It’s one of the fundamental core principles Howie Roseman always talks about.
The way to build a football team is along the lines.
That’s why the most encouraging thing we saw in Sunday’s 25-22 win over the Giants was that the Eagles’ offensive and defensive lines finally took over a game. That’s what the Eagles want.
That’s what the Eagles need going forward.
“We go into each game, we say let’s try to control the line of scrimmage, let’s establish the run game, let’s stop the run game,” head coach Doug Pederson said. “It seems like that’s been the theme each week. But I think more and more, as teams pass more, you gotta still put pressure on the quarterback.
“It was encouraging last week to see how our defensive line kind of took over in the second half of that game. And then offensively, I think our guys gained momentum as the game wore on.”
Sure, it was against the Giants. And maybe they don’t have the best lines in football, but it’s at least a starting point. And if those lines can play like that the rest of the way, the Eagles have a shot.
It seems like a lot of the offensive line’s struggles this season were health related. Jason Peters was coming back from an ACL tear, then he hurt his quad, then he tore his biceps. After playing every offensive snap in just two of his first eight games, Peters has played 100 percent of the offense’s snaps in the last three games.
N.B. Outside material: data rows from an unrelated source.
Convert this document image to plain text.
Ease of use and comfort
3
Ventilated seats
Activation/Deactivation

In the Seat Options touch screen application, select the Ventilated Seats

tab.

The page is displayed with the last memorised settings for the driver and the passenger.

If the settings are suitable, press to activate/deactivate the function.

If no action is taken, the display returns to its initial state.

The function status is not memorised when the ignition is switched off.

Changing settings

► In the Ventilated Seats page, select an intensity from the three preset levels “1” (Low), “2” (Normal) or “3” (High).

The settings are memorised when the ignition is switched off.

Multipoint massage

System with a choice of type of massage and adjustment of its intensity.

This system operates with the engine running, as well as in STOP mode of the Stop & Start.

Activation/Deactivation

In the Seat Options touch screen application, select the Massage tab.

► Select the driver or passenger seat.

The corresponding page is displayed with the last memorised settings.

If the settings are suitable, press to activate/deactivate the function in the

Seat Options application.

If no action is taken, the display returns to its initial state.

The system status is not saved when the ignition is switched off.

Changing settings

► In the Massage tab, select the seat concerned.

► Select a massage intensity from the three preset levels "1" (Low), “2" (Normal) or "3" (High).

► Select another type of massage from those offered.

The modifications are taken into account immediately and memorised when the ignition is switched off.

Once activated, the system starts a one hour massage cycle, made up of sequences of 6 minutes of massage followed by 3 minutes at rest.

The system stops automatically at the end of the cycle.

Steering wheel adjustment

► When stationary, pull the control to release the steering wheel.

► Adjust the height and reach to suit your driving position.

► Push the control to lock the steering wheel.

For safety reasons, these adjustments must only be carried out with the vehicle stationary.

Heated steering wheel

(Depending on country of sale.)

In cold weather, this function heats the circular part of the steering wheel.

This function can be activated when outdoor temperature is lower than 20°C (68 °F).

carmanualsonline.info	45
Jason Kelce and Lane Johnson both suffered severe sprained MCLs this season and their play suffered because of it. Kelce got hurt early in the year but has seemed healthier, minus an elbow injury that forced him out of the Saints game early. Johnson missed the Dallas game but has played every snap in the last two weeks. Brandon Brooks hurt his ankle in the last game, but it wasn’t too serious.
“Well, we've always had a lot of confidence in our offensive line,” offensive coordinator Mike Groh said. “It's nice to see them in some instances starting to feel a little bit healthier. Certainly at this point in the season that's a positive. We'll continue to ride that wave.”
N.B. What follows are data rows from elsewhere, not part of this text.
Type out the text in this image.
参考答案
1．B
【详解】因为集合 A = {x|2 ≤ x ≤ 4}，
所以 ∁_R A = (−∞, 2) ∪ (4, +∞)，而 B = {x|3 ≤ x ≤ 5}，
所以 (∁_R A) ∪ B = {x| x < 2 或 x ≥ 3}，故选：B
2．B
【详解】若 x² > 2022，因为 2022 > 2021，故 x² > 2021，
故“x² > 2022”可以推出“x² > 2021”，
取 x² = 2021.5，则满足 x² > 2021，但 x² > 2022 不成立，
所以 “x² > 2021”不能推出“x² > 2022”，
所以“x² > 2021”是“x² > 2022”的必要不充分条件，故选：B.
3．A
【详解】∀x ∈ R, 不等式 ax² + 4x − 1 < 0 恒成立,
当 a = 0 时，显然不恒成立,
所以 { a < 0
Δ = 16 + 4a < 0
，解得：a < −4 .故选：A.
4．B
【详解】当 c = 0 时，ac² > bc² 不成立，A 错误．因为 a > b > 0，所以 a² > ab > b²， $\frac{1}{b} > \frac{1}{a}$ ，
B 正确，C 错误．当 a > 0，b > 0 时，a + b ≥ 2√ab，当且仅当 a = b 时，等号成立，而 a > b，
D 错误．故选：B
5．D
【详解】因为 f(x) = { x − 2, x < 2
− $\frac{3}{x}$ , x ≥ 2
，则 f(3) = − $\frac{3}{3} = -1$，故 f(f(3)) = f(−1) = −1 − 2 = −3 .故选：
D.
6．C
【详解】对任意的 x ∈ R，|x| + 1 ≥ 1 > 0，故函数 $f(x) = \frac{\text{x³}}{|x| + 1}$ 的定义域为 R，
The Eagles finally seem to be getting healthy on the offensive line and should theoretically have a better line than the one that won the Super Bowl last year. Even at his age, Peters is an upgrade over Halapoulivaati Vaitai and Isaac Seumalo has gotten better and better since he replaced Stefen Wisniewski earlier in the season.
The Eagles’ defensive line is the highest-paid unit on the team and the Eagles are at their best when that unit plays well. In Sunday’s game, Jim Schwartz, who never likes to blitz anyway, didn’t have much of a choice. He had a bunch of fresh meat in the secondary and he couldn’t leave them exposed. But the defensive line came through.
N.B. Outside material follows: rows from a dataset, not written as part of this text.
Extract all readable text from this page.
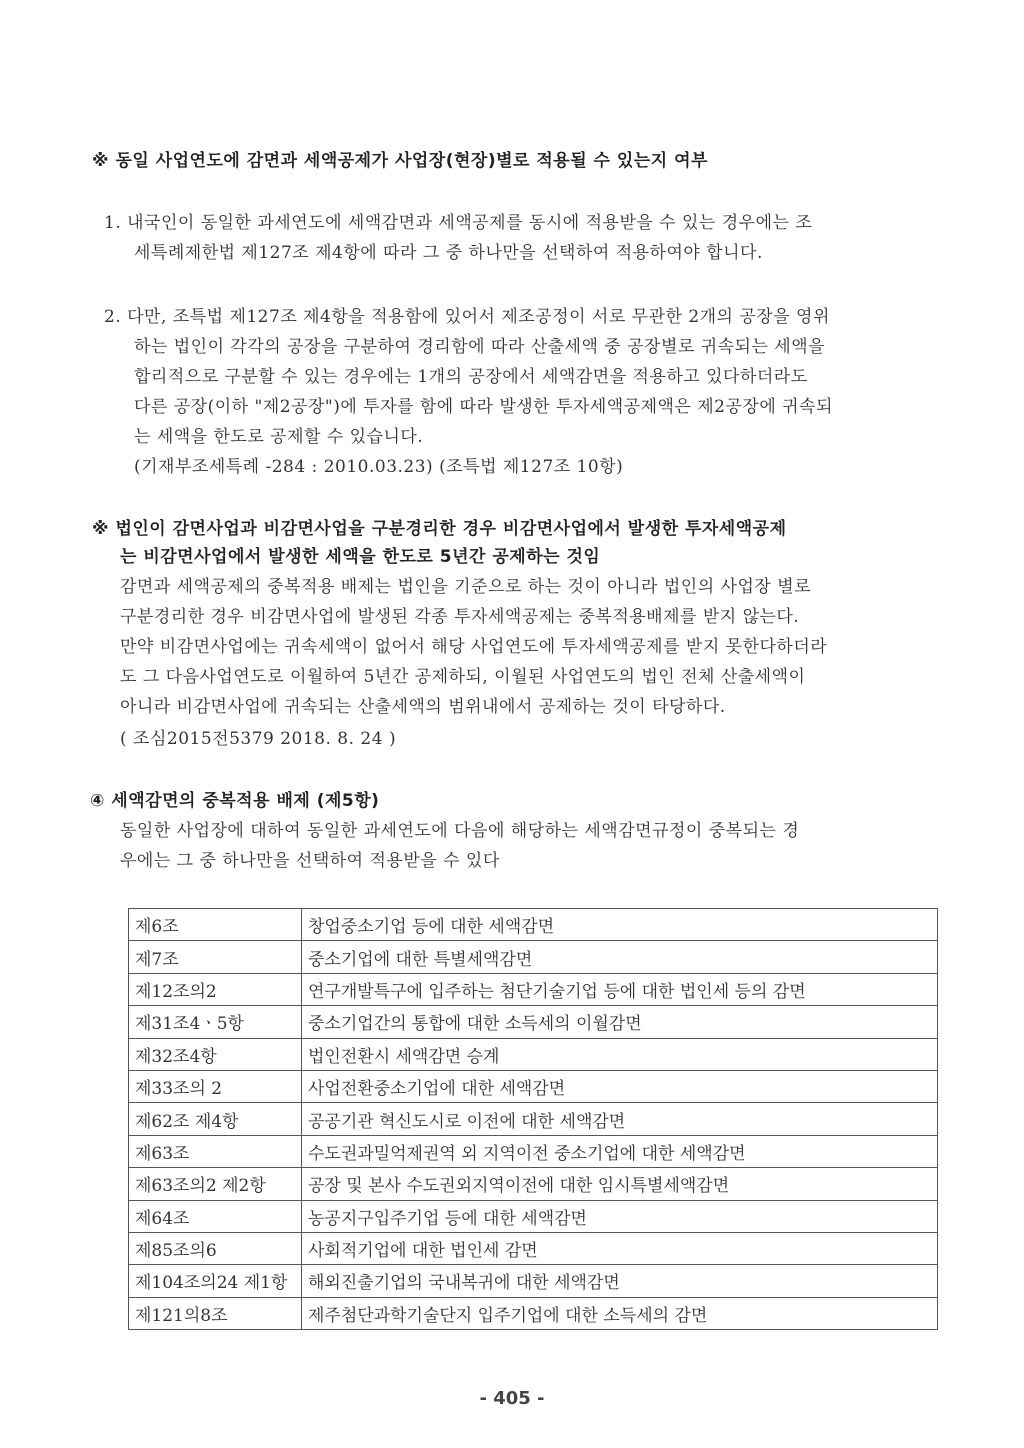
※ 동일 사업연도에 감면과 세액공제가 사업장(현장)별로 적용될 수 있는지 여부
1. 내국인이 동일한 과세연도에 세액감면과 세액공제를 동시에 적용받을 수 있는 경우에는 조
세특례제한법 제127조 제4항에 따라 그 중 하나만을 선택하여 적용하여야 합니다.
2. 다만, 조특법 제127조 제4항을 적용함에 있어서 제조공정이 서로 무관한 2개의 공장을 영위
하는 법인이 각각의 공장을 구분하여 경리함에 따라 산출세액 중 공장별로 귀속되는 세액을
합리적으로 구분할 수 있는 경우에는 1개의 공장에서 세액감면을 적용하고 있다하더라도
다른 공장(이하 "제2공장")에 투자를 함에 따라 발생한 투자세액공제액은 제2공장에 귀속되
는 세액을 한도로 공제할 수 있습니다.
(기재부조세특례 -284 : 2010.03.23) (조특법 제127조 10항)
※ 법인이 감면사업과 비감면사업을 구분경리한 경우 비감면사업에서 발생한 투자세액공제
는 비감면사업에서 발생한 세액을 한도로 5년간 공제하는 것임
감면과 세액공제의 중복적용 배제는 법인을 기준으로 하는 것이 아니라 법인의 사업장 별로
구분경리한 경우 비감면사업에 발생된 각종 투자세액공제는 중복적용배제를 받지 않는다.
만약 비감면사업에는 귀속세액이 없어서 해당 사업연도에 투자세액공제를 받지 못한다하더라
도 그 다음사업연도로 이월하여 5년간 공제하되, 이월된 사업연도의 법인 전체 산출세액이
아니라 비감면사업에 귀속되는 산출세액의 범위내에서 공제하는 것이 타당하다.
( 조심2015전5379 2018. 8. 24 )
④ 세액감면의 중복적용 배제 (제5항)
동일한 사업장에 대하여 동일한 과세연도에 다음에 해당하는 세액감면규정이 중복되는 경
우에는 그 중 하나만을 선택하여 적용받을 수 있다
제6조	창업중소기업 등에 대한 세액감면
제7조	중소기업에 대한 특별세액감면
제12조의2	연구개발특구에 입주하는 첨단기술기업 등에 대한 법인세 등의 감면
제31조4ㆍ5항	중소기업간의 통합에 대한 소득세의 이월감면
제32조4항	법인전환시 세액감면 승계
제33조의 2	사업전환중소기업에 대한 세액감면
제62조 제4항	공공기관 혁신도시로 이전에 대한 세액감면
제63조	수도권과밀억제권역 외 지역이전 중소기업에 대한 세액감면
제63조의2 제2항	공장 및 본사 수도권외지역이전에 대한 임시특별세액감면
제64조	농공지구입주기업 등에 대한 세액감면
제85조의6	사회적기업에 대한 법인세 감면
제104조의24 제1항	해외진출기업의 국내복귀에 대한 세액감면
제121의8조	제주첨단과학기술단지 입주기업에 대한 소득세의 감면
- 405 -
“And it went to our D-line, and they were up for the challenge,” Schwartz said. “A couple sacks that put the Giants in some long-yardage situations. It helped our coverage out that they did a good job stopping the run.
“I can't say enough about how Fletch [Fletcher Cox] — Fletch was not only playing at a high level, but he was playing with the kind of toughness and leadership that you expect from a guy like that, and that had a lot to do with our ability to come out on the winning side of that.”
The Eagles are certainly missing Derek Barnett, who was lost for the season with a shoulder injury, but they did get back Tim Jernigan in the last game. Having him on the field should only help Cox and the rest of the D-line. The Eagles have 28 sacks this season, which ranks in the middle of the NFL, but it’s not all about sacks. They just need to get pressure and stop the run. When they do, the whole defense is better.